Authentication integrations include LDAP, AD, PKI, Okta, SAML, OAuth2, SSO, and email authentication, and Dash application access is managed through a GUI rather than code.
Dash Enterprise connects to major big data backends, including Salesforce, PostgreSQL, Databricks via PySpark, Snowflake, Dask, Datashader, and Vaex. In 2020, Plotly partnered with NVIDIA to integrate Dash with RAPIDS, and NVIDIA participated in Plotly's Series C funding round.

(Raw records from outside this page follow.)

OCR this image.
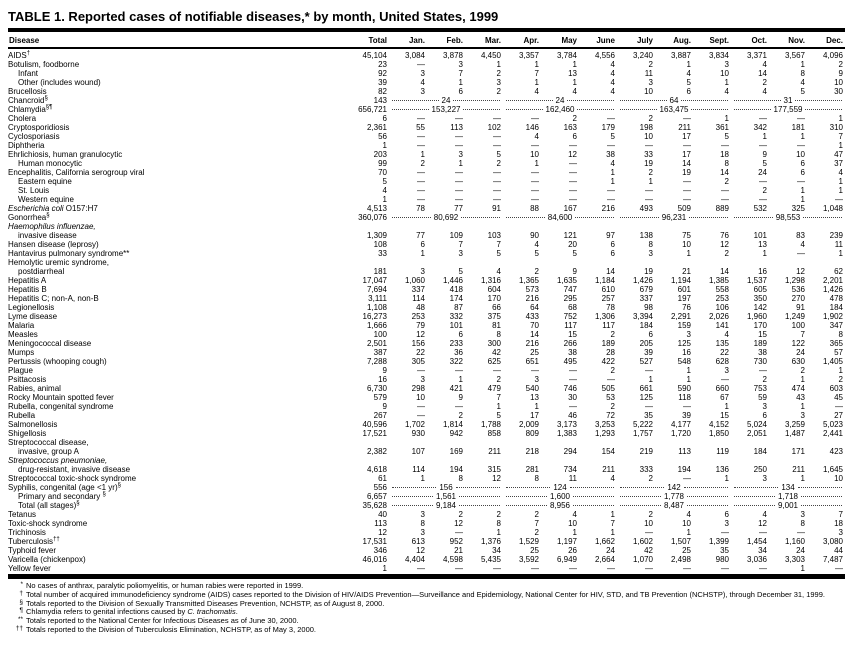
TABLE 1. Reported cases of notifiable diseases,* by month, United States, 1999
Disease	Total	Jan.	Feb.	Mar.	Apr.	May	June	July	Aug.	Sept.	Oct.	Nov.	Dec.

AIDS†	45,104	3,084	3,878	4,450	3,357	3,784	4,556	3,240	3,887	3,834	3,371	3,567	4,096

Botulism, foodborne	23	—	3	1	1	1	4	2	1	3	4	1	2

Infant	92	3	7	2	7	13	4	11	4	10	14	8	9

Other (includes wound)	39	4	1	3	1	1	4	3	5	1	2	4	10

Brucellosis	82	3	6	2	4	4	4	10	6	4	4	5	30

Chancroid§	143	24			24			64			31		

Chlamydia§¶	656,721	153,227			162,460			163,475			177,559		

Cholera	6	—	—	—	—	2	—	2	—	1	—	—	1

Cryptosporidiosis	2,361	55	113	102	146	163	179	198	211	361	342	181	310

Cyclosporiasis	56	—	—	—	4	6	5	10	17	5	1	1	7

Diphtheria	1	—	—	—	—	—	—	—	—	—	—	—	1

Ehrlichiosis, human granulocytic	203	1	3	5	10	12	38	33	17	18	9	10	47

Human monocytic	99	2	1	2	1	—	4	19	14	8	5	6	37

Encephalitis, California serogroup viral	70	—	—	—	—	—	1	2	19	14	24	6	4

Eastern equine	5	—	—	—	—	—	1	1	—	2	—	—	1

St. Louis	4	—	—	—	—	—	—	—	—	—	2	1	1

Western equine	1	—	—	—	—	—	—	—	—	—	—	1	—

Escherichia coli O157:H7	4,513	78	77	91	88	167	216	493	509	889	532	325	1,048

Gonorrhea§	360,076	80,692			84,600			96,231			98,553		

Haemophilus influenzae,
invasive disease	1,309	77	109	103	90	121	97	138	75	76	101	83	239

Hansen disease (leprosy)	108	6	7	7	4	20	6	8	10	12	13	4	11

Hantavirus pulmonary syndrome**	33	1	3	5	5	5	6	3	1	2	1	—	1

Hemolytic uremic syndrome,
postdiarrheal	181	3	5	4	2	9	14	19	21	14	16	12	62

Hepatitis A	17,047	1,060	1,446	1,316	1,365	1,635	1,184	1,426	1,194	1,385	1,537	1,298	2,201

Hepatitis B	7,694	337	418	604	573	747	610	679	601	558	605	536	1,426

Hepatitis C; non-A, non-B	3,111	114	174	170	216	295	257	337	197	253	350	270	478

Legionellosis	1,108	48	87	66	64	68	78	98	76	106	142	91	184

Lyme disease	16,273	253	332	375	433	752	1,306	3,394	2,291	2,026	1,960	1,249	1,902

Malaria	1,666	79	101	81	70	117	117	184	159	141	170	100	347

Measles	100	12	6	8	14	15	2	6	3	4	15	7	8

Meningococcal disease	2,501	156	233	300	216	266	189	205	125	135	189	122	365

Mumps	387	22	36	42	25	38	28	39	16	22	38	24	57

Pertussis (whooping cough)	7,288	305	322	625	651	495	422	527	548	628	730	630	1,405

Plague	9	—	—	—	—	—	2	—	1	3	—	2	1

Psittacosis	16	3	1	2	3	—	—	1	1	—	2	1	2

Rabies, animal	6,730	298	421	479	540	746	505	661	590	660	753	474	603

Rocky Mountain spotted fever	579	10	9	7	13	30	53	125	118	67	59	43	45

Rubella, congenital syndrome	9	—	—	1	1	—	2	—	—	1	3	1	—

Rubella	267	—	2	5	17	46	72	35	39	15	6	3	27

Salmonellosis	40,596	1,702	1,814	1,788	2,009	3,173	3,253	5,222	4,177	4,152	5,024	3,259	5,023

Shigellosis	17,521	930	942	858	809	1,383	1,293	1,757	1,720	1,850	2,051	1,487	2,441

Streptococcal disease,
invasive, group A	2,382	107	169	211	218	294	154	219	113	119	184	171	423

Streptococcus pneumoniae,
drug-resistant, invasive disease	4,618	114	194	315	281	734	211	333	194	136	250	211	1,645

Streptococcal toxic-shock syndrome	61	1	8	12	8	11	4	2	—	1	3	1	10

Syphilis, congenital (age <1 yr)§	556	156			124			142			134		

Primary and secondary §	6,657	1,561			1,600			1,778			1,718		

Total (all stages)§	35,628	9,184			8,956			8,487			9,001		

Tetanus	40	3	2	2	2	4	1	2	4	6	4	3	7

Toxic-shock syndrome	113	8	12	8	7	10	7	10	10	3	12	8	18

Trichinosis	12	3	—	1	2	1	1	—	1	—	—	—	3

Tuberculosis††	17,531	613	952	1,376	1,529	1,197	1,662	1,602	1,507	1,399	1,454	1,160	3,080

Typhoid fever	346	12	21	34	25	26	24	42	25	35	34	24	44

Varicella (chickenpox)	46,016	4,404	4,598	5,435	3,592	6,949	2,664	1,070	2,498	980	3,036	3,303	7,487

Yellow fever	1	—	—	—	—	—	—	—	—	—	—	1	—
* No cases of anthrax, paralytic poliomyelitis, or human rabies were reported in 1999.
† Total number of acquired immunodeficiency syndrome (AIDS) cases reported to the Division of HIV/AIDS Prevention—Surveillance and Epidemiology, National Center for HIV, STD, and TB Prevention (NCHSTP), through December 31, 1999.
§ Totals reported to the Division of Sexually Transmitted Diseases Prevention, NCHSTP, as of August 8, 2000.
¶ Chlamydia refers to genital infections caused by C. trachomatis.
** Totals reported to the National Center for Infectious Diseases as of June 30, 2000.
†† Totals reported to the Division of Tuberculosis Elimination, NCHSTP, as of May 3, 2000.
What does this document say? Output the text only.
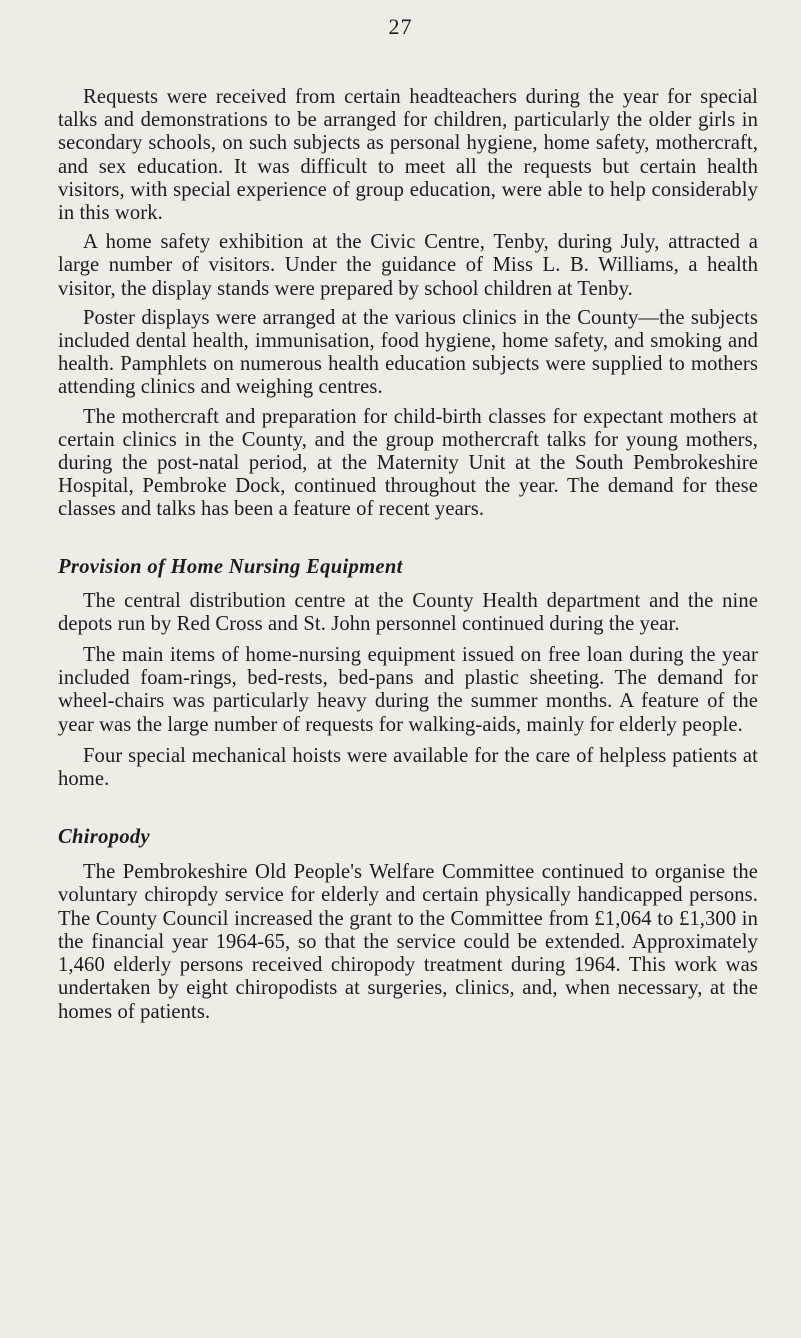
27

Requests were received from certain headteachers during the year for special talks and demonstrations to be arranged for children, particularly the older girls in secondary schools, on such subjects as personal hygiene, home safety, mothercraft, and sex education. It was difficult to meet all the requests but certain health visitors, with special experience of group education, were able to help considerably in this work.

A home safety exhibition at the Civic Centre, Tenby, during July, attracted a large number of visitors. Under the guidance of Miss L. B. Williams, a health visitor, the display stands were prepared by school children at Tenby.

Poster displays were arranged at the various clinics in the County—the subjects included dental health, immunisation, food hygiene, home safety, and smoking and health. Pamphlets on numerous health education subjects were supplied to mothers attending clinics and weighing centres.

The mothercraft and preparation for child-birth classes for expectant mothers at certain clinics in the County, and the group mothercraft talks for young mothers, during the post-natal period, at the Maternity Unit at the South Pembrokeshire Hospital, Pembroke Dock, continued throughout the year. The demand for these classes and talks has been a feature of recent years.

Provision of Home Nursing Equipment

The central distribution centre at the County Health department and the nine depots run by Red Cross and St. John personnel continued during the year.

The main items of home-nursing equipment issued on free loan during the year included foam-rings, bed-rests, bed-pans and plastic sheeting. The demand for wheel-chairs was particularly heavy during the summer months. A feature of the year was the large number of requests for walking-aids, mainly for elderly people.

Four special mechanical hoists were available for the care of helpless patients at home.

Chiropody

The Pembrokeshire Old People's Welfare Committee continued to organise the voluntary chiropdy service for elderly and certain physically handicapped persons. The County Council increased the grant to the Committee from £1,064 to £1,300 in the financial year 1964-65, so that the service could be extended. Approximately 1,460 elderly persons received chiropody treatment during 1964. This work was undertaken by eight chiropodists at surgeries, clinics, and, when necessary, at the homes of patients.
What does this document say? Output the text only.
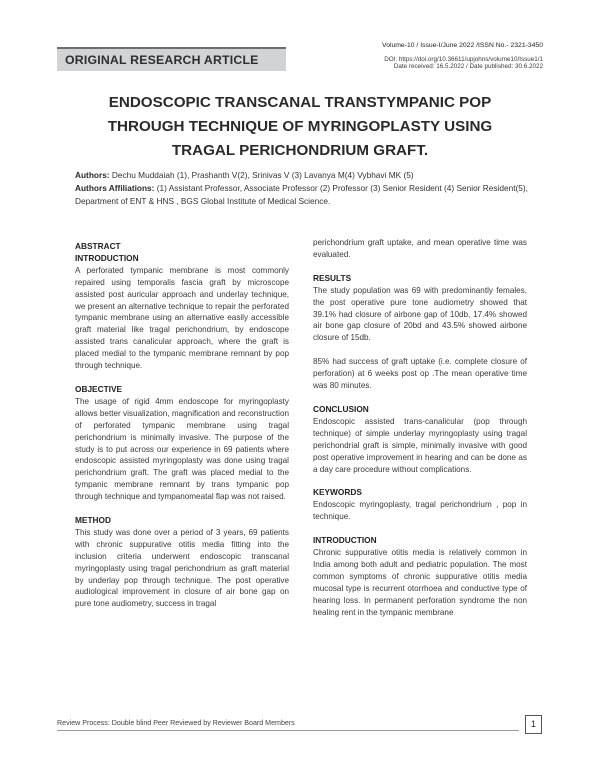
Volume-10 / Issue-I/June 2022 /ISSN No.- 2321-3450
DOI: https://doi.org/10.36611/upjohns/volume10/Issue1/1
Date received: 16.5.2022 / Date published: 30.6.2022
ORIGINAL RESEARCH ARTICLE
ENDOSCOPIC TRANSCANAL TRANSTYMPANIC POP
THROUGH TECHNIQUE OF MYRINGOPLASTY USING
TRAGAL PERICHONDRIUM GRAFT.
Authors: Dechu Muddaiah (1), Prashanth V(2), Srinivas V (3) Lavanya M(4) Vybhavi MK (5)
Authors Affiliations: (1) Assistant Professor, Associate Professor (2) Professor (3) Senior Resident (4) Senior Resident(5), Department of ENT & HNS , BGS Global Institute of Medical Science.
ABSTRACT
INTRODUCTION

A perforated tympanic membrane is most commonly repaired using temporalis fascia graft by microscope assisted post auricular approach and underlay technique, we present an alternative technique to repair the perforated tympanic membrane using an alternative easily accessible graft material like tragal perichondrium, by endoscope assisted trans canalicular approach, where the graft is placed medial to the tympanic membrane remnant by pop through technique.

OBJECTIVE

The usage of rigid 4mm endoscope for myringoplasty allows better visualization, magnification and reconstruction of perforated tympanic membrane using tragal perichondrium is minimally invasive. The purpose of the study is to put across our experience in 69 patients where endoscopic assisted myringoplasty was done using tragal perichondrium graft. The graft was placed medial to the tympanic membrane remnant by trans tympanic pop through technique and tympanomeatal flap was not raised.

METHOD

This study was done over a period of 3 years, 69 patients with chronic suppurative otitis media fitting into the inclusion criteria underwent endoscopic transcanal myringoplasty using tragal perichondrium as graft material by underlay pop through technique. The post operative audiological improvement in closure of air bone gap on pure tone audiometry, success in tragal

perichondrium graft uptake, and mean operative time was evaluated.

RESULTS

The study population was 69 with predominantly females, the post operative pure tone audiometry showed that 39.1% had closure of airbone gap of 10db, 17.4% showed air bone gap closure of 20bd and 43.5% showed airbone closure of 15db.

85% had success of graft uptake (i.e. complete closure of perforation) at 6 weeks post op .The mean operative time was 80 minutes.

CONCLUSION

Endoscopic assisted trans-canalicular (pop through technique) of simple underlay myringoplasty using tragal perichondrial graft is simple, minimally invasive with good post operative improvement in hearing and can be done as a day care procedure without complications.

KEYWORDS

Endoscopic myringoplasty, tragal perichondrium , pop in technique.

INTRODUCTION

Chronic suppurative otitis media is relatively common in India among both adult and pediatric population. The most common symptoms of chronic suppurative otitis media mucosal type is recurrent otorrhoea and conductive type of hearing loss. In permanent perforation syndrome the non healing rent in the tympanic membrane

Review Process: Double blind Peer Reviewed by Reviewer Board Members	1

==== Low-code capabilities ====
Dash Enterprise enables low-code development of Dash applications, which is not possible with open-source Dash. Enterprise users can write applications in multiple development environments, including Jupyter Notebook. Dash Enterprise ships with several “development engines” for drag-and-drop application editing, application design, and automated reporting, as well as dozens of artificial intelligence and machine learning application templates.

==== Deployment and scaling ====
Dash application code is deployed to Dash Enterprise using the git-push command. Dash application deployments are containerized to avoid dependency conflicts, and can be embedded in existing web platforms without iframes.
Deployed applications can be managed and accessed in a single portal called App Manager, where administrators can control user authentication and view usage analytics.
Dash Enterprise scales horizontally with Kubernetes. Jobs queuing, GPU acceleration, and CPU parallelization support high performance computing requirements.
Plotly also offers professional services for application development and workshop training.